Screening questionnaires can be submitted until 5 p.m. on July 29. Inquiries will be reviewed and funds disbursed on a rolling basis.
Founding donors making the Chicago Region Local Food System Fund possible are the Builders Initiative, Food:Land:Opportunity funded through the Searle Funds at the Chicago Community Trust, Fresh Taste, Little Owl Foundation, the Lumpkin Family Foundation, Walder Foundation and Walter Mander Foundation. The fund welcomes additional support.
“This initial round of grants represents the diversity of communities and approaches the fund is designed to support,” said Karen Lehman, Chicago Region Food System Fund manager and Fresh Taste director.
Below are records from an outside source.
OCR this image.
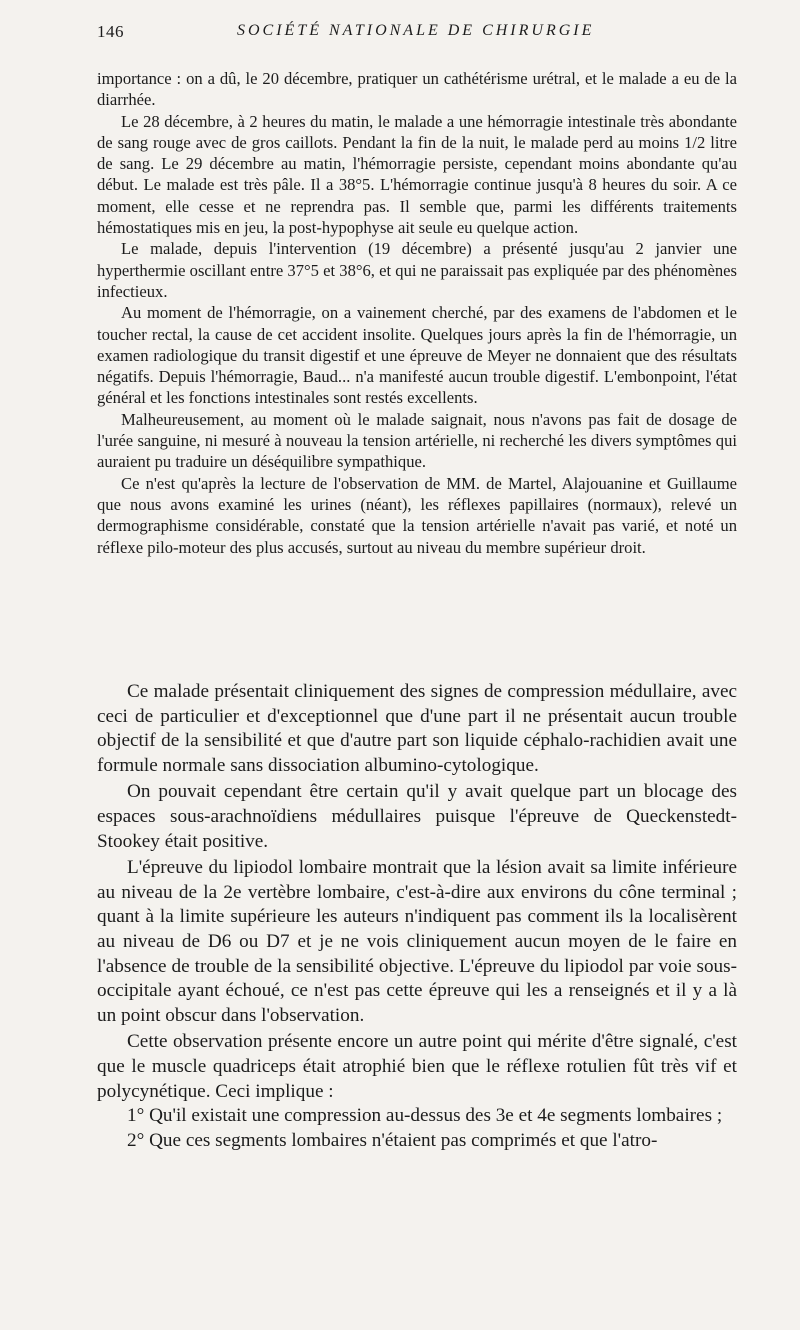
146	SOCIÉTÉ NATIONALE DE CHIRURGIE

importance : on a dû, le 20 décembre, pratiquer un cathétérisme urétral, et le malade a eu de la diarrhée.

Le 28 décembre, à 2 heures du matin, le malade a une hémorragie intestinale très abondante de sang rouge avec de gros caillots. Pendant la fin de la nuit, le malade perd au moins 1/2 litre de sang. Le 29 décembre au matin, l'hémorragie persiste, cependant moins abondante qu'au début. Le malade est très pâle. Il a 38°5. L'hémorragie continue jusqu'à 8 heures du soir. A ce moment, elle cesse et ne reprendra pas. Il semble que, parmi les différents traitements hémostatiques mis en jeu, la post-hypophyse ait seule eu quelque action.

Le malade, depuis l'intervention (19 décembre) a présenté jusqu'au 2 janvier une hyperthermie oscillant entre 37°5 et 38°6, et qui ne paraissait pas expliquée par des phénomènes infectieux.

Au moment de l'hémorragie, on a vainement cherché, par des examens de l'abdomen et le toucher rectal, la cause de cet accident insolite. Quelques jours après la fin de l'hémorragie, un examen radiologique du transit digestif et une épreuve de Meyer ne donnaient que des résultats négatifs. Depuis l'hémorragie, Baud... n'a manifesté aucun trouble digestif. L'embonpoint, l'état général et les fonctions intestinales sont restés excellents.

Malheureusement, au moment où le malade saignait, nous n'avons pas fait de dosage de l'urée sanguine, ni mesuré à nouveau la tension artérielle, ni recherché les divers symptômes qui auraient pu traduire un déséquilibre sympathique.

Ce n'est qu'après la lecture de l'observation de MM. de Martel, Alajouanine et Guillaume que nous avons examiné les urines (néant), les réflexes papillaires (normaux), relevé un dermographisme considérable, constaté que la tension artérielle n'avait pas varié, et noté un réflexe pilo-moteur des plus accusés, surtout au niveau du membre supérieur droit.

Ce malade présentait cliniquement des signes de compression médullaire, avec ceci de particulier et d'exceptionnel que d'une part il ne présentait aucun trouble objectif de la sensibilité et que d'autre part son liquide céphalo-rachidien avait une formule normale sans dissociation albumino-cytologique.

On pouvait cependant être certain qu'il y avait quelque part un blocage des espaces sous-arachnoïdiens médullaires puisque l'épreuve de Queckenstedt-Stookey était positive.

L'épreuve du lipiodol lombaire montrait que la lésion avait sa limite inférieure au niveau de la 2e vertèbre lombaire, c'est-à-dire aux environs du cône terminal ; quant à la limite supérieure les auteurs n'indiquent pas comment ils la localisèrent au niveau de D6 ou D7 et je ne vois cliniquement aucun moyen de le faire en l'absence de trouble de la sensibilité objective. L'épreuve du lipiodol par voie sous-occipitale ayant échoué, ce n'est pas cette épreuve qui les a renseignés et il y a là un point obscur dans l'observation.

Cette observation présente encore un autre point qui mérite d'être signalé, c'est que le muscle quadriceps était atrophié bien que le réflexe rotulien fût très vif et polycynétique. Ceci implique :

1° Qu'il existait une compression au-dessus des 3e et 4e segments lombaires ;

2° Que ces segments lombaires n'étaient pas comprimés et que l'atro-
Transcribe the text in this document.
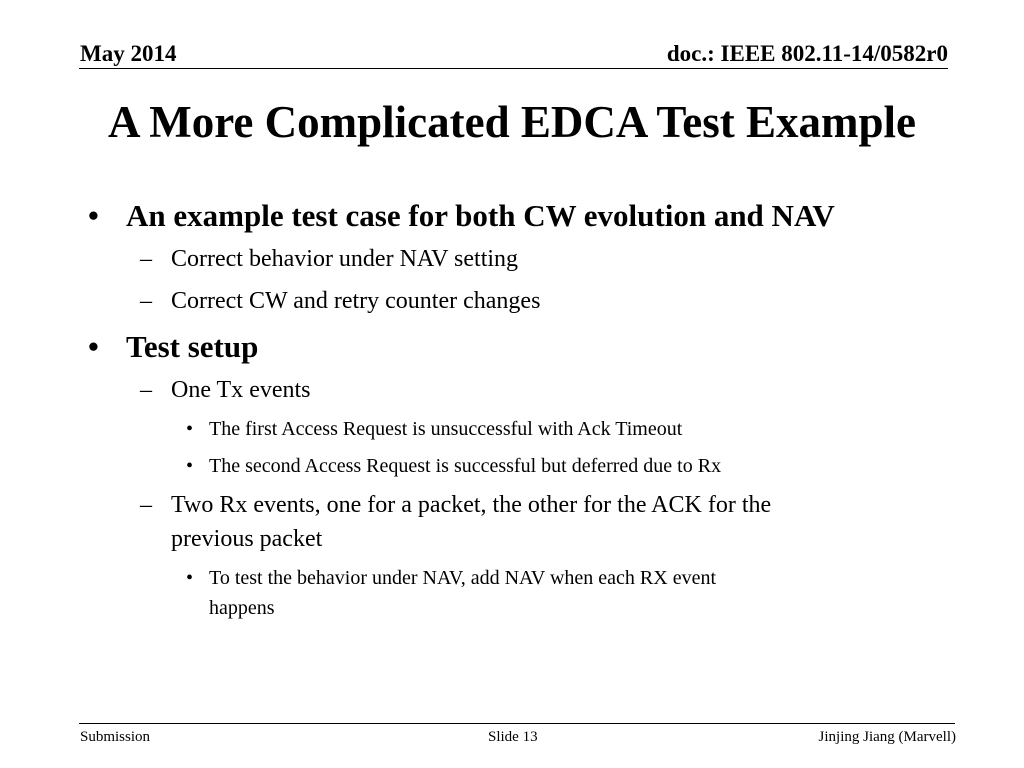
May 2014	doc.: IEEE 802.11-14/0582r0
A More Complicated EDCA Test Example
• An example test case for both CW evolution and NAV
– Correct behavior under NAV setting
– Correct CW and retry counter changes
• Test setup
– One Tx events
• The first Access Request is unsuccessful with Ack Timeout
• The second Access Request is successful but deferred due to Rx
– Two Rx events, one for a packet, the other for the ACK for the
previous packet
• To test the behavior under NAV, add NAV when each RX event
happens
Submission	Slide 13	Jinjing Jiang (Marvell)
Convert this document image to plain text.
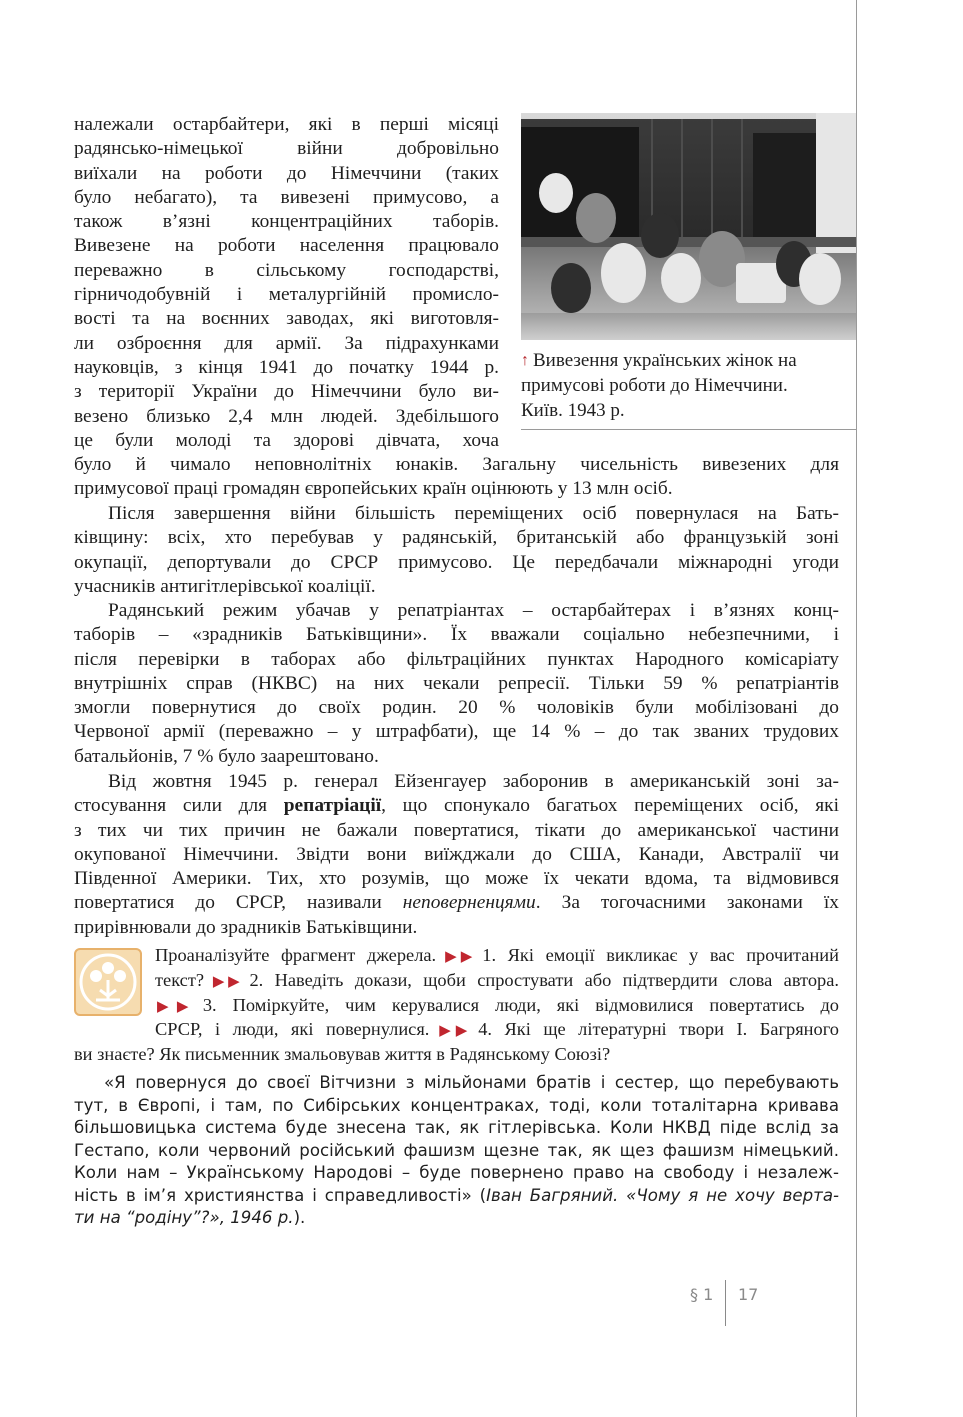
належали остарбайтери, які в перші місяці
радянсько-німецької війни добровільно
виїхали на роботи до Німеччини (таких
було небагато), та вивезені примусово, а
також в’язні концентраційних таборів.
Вивезене на роботи населення працювало
переважно в сільському господарстві,
гірничодобувній і металургійній промисло-
вості та на воєнних заводах, які виготовля-
ли озброєння для армії. За підрахунками
науковців, з кінця 1941 до початку 1944 р.
з території України до Німеччини було ви-
везено близько 2,4 млн людей. Здебільшого
це були молоді та здорові дівчата, хоча
↑ Вивезення українських жінок на
примусові роботи до Німеччини.
Київ. 1943 р.
було й чимало неповнолітніх юнаків. Загальну чисельність вивезених для
примусової праці громадян європейських країн оцінюють у 13 млн осіб.
Після завершення війни більшість переміщених осіб повернулася на Бать-
ківщину: всіх, хто перебував у радянській, британській або французькій зоні
окупації, депортували до СРСР примусово. Це передбачали міжнародні угоди
учасників антигітлерівської коаліції.
Радянський режим убачав у репатріантах – остарбайтерах і в’язнях конц-
таборів – «зрадників Батьківщини». Їх вважали соціально небезпечними, і
після перевірки в таборах або фільтраційних пунктах Народного комісаріату
внутрішніх справ (НКВС) на них чекали репресії. Тільки 59 % репатріантів
змогли повернутися до своїх родин. 20 % чоловіків були мобілізовані до
Червоної армії (переважно – у штрафбати), ще 14 % – до так званих трудових
батальйонів, 7 % було заарештовано.
Від жовтня 1945 р. генерал Ейзенгауер заборонив в американській зоні за-
стосування сили для репатріації, що спонукало багатьох переміщених осіб, які
з тих чи тих причин не бажали повертатися, тікати до американської частини
окупованої Німеччини. Звідти вони виїжджали до США, Канади, Австралії чи
Південної Америки. Тих, хто розумів, що може їх чекати вдома, та відмовився
повертатися до СРСР, називали неповерненцями. За тогочасними законами їх
прирівнювали до зрадників Батьківщини.
Проаналізуйте фрагмент джерела. ▶▶ 1. Які емоції викликає у вас прочитаний
текст? ▶▶ 2. Наведіть докази, щоби спростувати або підтвердити слова автора.
▶▶ 3. Поміркуйте, чим керувалися люди, які відмовилися повертатись до
СРСР, і люди, які повернулися. ▶▶ 4. Які ще літературні твори І. Багряного
ви знаєте? Як письменник змальовував життя в Радянському Союзі?
«Я повернуся до своєї Вітчизни з мільйонами братів і сестер, що перебувають
тут, в Європі, і там, по Сибірських концентраках, тоді, коли тоталітарна кривава
більшовицька система буде знесена так, як гітлерівська. Коли НКВД піде вслід за
Гестапо, коли червоний російський фашизм щезне так, як щез фашизм німецький.
Коли нам – Українському Народові – буде повернено право на свободу і незалеж-
ність в ім’я християнства і справедливості» (Іван Багряний. «Чому я не хочу верта-
ти на “родіну”?», 1946 р.).
§ 1 17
“Recipients are urban and rural, with strong representation from communities of color. They are at the cutting edge of response to the challenges — and opportunities for change — COVID-19 and the national movement for racial justice represent. We are confident that their efforts will make a tangible and important difference in the communities they serve, the food system and the broader community.”
“The regional food economy centered in and around Chicago is a vital market for rural farmers, food aggregators and processors across four surrounding states in the Upper Midwest,” said Daniel Doyle, Lumpkin Family Foundation program officer.
“Equipping all points in the food shed to adapt and function in the face of so much disruption ensures we prioritize support for what we have in order to build toward what we hope to see as both critical parts of an interconnected system and in service to smaller, local communities both urban and rural.”